Histoire philosophique et politique des établissemens et du commerce des Européens dans les deux Indes/Livre VIII/Chapitre 29

XXIX. Principes deſtructeurs ſur leſquels l’Eſpagne fonda d’abord ſes liaiſons avec le Nouveau-Monde.

À peine l’Eſpagne avoit découvert cet autre hémiſphère, qu’elle eut l’idée d’un ſyſtême inconnu aux peuples de l’antiquité, & que les nations modernes ont depuis adopté, celui de s’aſſurer de toutes les productions de ſes colonies & de leur approviſionnement entier. Dans cette vue, on ne ſe contenta pas d’interdire à ces nouveaux établiſſemens, ſous des peines capitales, toute liaiſon étrangère ; le gouvernement pouſſa la rigueur juſqu’à rendre toute communication entre eux impraticable, juſqu’à leur défendre d’envoyer aucun de leurs navires dans le lieu de leur origine. Cet eſprit de jalouſie ſe manifeſta dans la métropole même. Il y fut d’abord permis, à la vérité, de partir de différens ports : mais les retours devoient tous ſe faire à Séville. Les richeſſes que cette préférence accumula dans le ſein de cette ville, la mirent bientôt en état d’obtenir que les bâtimens ſeroient expédiés de ſa rade, comme ils devoient y revenir. La rivière qui baigne ſes murs ne ſe trouvant pas ſuffiſante dans la ſuite pour recevoir des vaiſſeaux qui, peu-à-peu, avoient acquis de la grandeur, ce fut la preſqu’iſle de Cadix qui devint l’entrepôt général.

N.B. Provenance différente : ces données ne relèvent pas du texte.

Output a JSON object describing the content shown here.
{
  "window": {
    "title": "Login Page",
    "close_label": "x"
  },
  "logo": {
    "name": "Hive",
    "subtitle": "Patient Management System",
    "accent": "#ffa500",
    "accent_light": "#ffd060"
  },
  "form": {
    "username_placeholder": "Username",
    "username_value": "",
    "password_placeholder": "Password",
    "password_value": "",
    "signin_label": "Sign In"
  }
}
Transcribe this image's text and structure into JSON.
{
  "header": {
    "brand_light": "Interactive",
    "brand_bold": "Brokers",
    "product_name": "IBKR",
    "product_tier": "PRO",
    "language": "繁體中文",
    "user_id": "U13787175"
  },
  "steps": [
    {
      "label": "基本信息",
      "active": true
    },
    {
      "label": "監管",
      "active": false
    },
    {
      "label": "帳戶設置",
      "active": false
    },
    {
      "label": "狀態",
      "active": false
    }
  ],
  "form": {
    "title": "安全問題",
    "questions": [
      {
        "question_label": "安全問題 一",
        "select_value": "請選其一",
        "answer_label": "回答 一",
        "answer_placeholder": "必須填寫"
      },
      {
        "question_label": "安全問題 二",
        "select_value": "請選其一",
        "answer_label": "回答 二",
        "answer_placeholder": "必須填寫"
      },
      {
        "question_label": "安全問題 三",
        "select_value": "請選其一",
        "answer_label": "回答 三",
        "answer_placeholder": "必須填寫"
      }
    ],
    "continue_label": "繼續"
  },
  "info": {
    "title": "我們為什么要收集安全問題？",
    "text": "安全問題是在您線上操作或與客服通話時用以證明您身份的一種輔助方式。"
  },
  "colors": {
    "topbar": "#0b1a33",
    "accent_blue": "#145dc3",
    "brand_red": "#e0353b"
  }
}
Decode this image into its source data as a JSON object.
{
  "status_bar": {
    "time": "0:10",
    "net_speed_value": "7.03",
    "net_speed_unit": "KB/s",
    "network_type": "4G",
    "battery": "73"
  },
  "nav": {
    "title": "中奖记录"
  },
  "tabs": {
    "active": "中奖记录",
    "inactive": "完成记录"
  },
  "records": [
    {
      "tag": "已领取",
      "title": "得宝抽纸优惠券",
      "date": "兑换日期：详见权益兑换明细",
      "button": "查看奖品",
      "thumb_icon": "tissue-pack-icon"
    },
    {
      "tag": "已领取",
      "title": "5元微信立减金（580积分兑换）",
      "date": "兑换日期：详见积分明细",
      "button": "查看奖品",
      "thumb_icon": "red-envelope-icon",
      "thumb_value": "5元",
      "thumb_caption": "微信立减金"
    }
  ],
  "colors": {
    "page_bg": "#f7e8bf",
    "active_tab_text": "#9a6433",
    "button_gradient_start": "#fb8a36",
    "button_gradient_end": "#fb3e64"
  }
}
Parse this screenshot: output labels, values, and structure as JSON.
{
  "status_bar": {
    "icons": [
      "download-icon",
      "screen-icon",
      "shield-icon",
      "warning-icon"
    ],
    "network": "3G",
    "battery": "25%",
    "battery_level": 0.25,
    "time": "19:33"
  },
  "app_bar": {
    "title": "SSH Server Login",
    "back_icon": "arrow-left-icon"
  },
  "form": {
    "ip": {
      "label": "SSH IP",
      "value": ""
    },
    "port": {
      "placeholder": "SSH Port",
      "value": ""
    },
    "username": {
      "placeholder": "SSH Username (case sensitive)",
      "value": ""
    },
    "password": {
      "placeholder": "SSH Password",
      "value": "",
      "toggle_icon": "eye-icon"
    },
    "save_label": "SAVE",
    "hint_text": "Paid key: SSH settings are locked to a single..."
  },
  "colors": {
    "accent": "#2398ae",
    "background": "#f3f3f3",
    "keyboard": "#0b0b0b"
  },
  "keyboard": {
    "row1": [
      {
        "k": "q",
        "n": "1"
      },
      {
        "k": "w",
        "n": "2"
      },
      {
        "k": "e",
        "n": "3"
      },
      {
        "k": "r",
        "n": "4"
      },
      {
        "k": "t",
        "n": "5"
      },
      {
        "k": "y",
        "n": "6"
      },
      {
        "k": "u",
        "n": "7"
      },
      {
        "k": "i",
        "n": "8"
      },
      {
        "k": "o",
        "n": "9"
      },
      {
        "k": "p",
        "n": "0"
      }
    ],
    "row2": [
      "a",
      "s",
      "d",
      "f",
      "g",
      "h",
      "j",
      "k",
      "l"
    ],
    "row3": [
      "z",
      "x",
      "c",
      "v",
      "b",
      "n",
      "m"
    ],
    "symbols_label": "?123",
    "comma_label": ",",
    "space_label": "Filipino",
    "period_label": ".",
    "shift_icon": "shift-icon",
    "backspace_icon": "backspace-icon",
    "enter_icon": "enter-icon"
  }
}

Il fut défendu à tous les négocians étrangers, fixés dans ce port devenu célèbre, de prendre part directement à un commerce ſi lucratif. En vain ils repréſentèrent que, conſommant les denrées du royaume, payant les impoſitions, encourageant l’agriculture, l’induſtrie, la navigation, ils devoient être regardés comme citoyens. Ces raiſons ne furent jamais ſenties dans une cour où la coutume étoit la loi ſuprême. Il fallut toujours que ces hommes riches, actifs, éclairés, qui ſoutinrent ſeuls pendant long-tems les liaiſons de l’ancien & du Nouveau-Monde, couvriſſent, avec plus de dégoûts & d’embarras qu’on ne le croiroit, leurs moindres opérations d’un nom Eſpagnol.

La liberté de faire des expéditions pour les grands établiſſemens qui ſe formoient de toutes parts dans l’autre hémiſphère, fut très limitée pour les naturels du pays eux-mêmes. Le gouvernement prit le parti de régler tous les ans le nombre des bâtimens qu’il convenoit d’envoyer, & le tems de leur départ.

Il entra dans ſa politique de rendre ces voyages rares, & la permiſſion d’équiper un navire devint une faveur très-ſignalée. Pour l’arracher, on rempliſſoit d’intrigues la capitale de l’empire, & on entretenoit la corruption dans tous les bureaux.

Sous prétexte de prévenir les fraudes, d’établir un ordre invariable, de procurer une sûreté entière à des vaiſſeaux richement chargés, on multiplia tellement les lenteurs, les viſites, les inquiſitions, les équipages, les formalités de tous les genres, en Europe & en Amérique, que les faux-frais doublèrent la valeur de quelques marchandiſes, & augmentèrent beaucoup la valeur de toutes.

L’oppreſſion des douanes acheva de tout perdre. Les objets exportés pour l’autre hémiſphère, furent aſſujettis à des droits tels qu’il n’en avoit jamais exiſté dans aucun ſiècle, ni ſur aucune partie du globe. Le prix même qu’on en avoit retiré fut impoſé. L’or en retour devoit quatre pour cent, & l’argent en devoit neuf.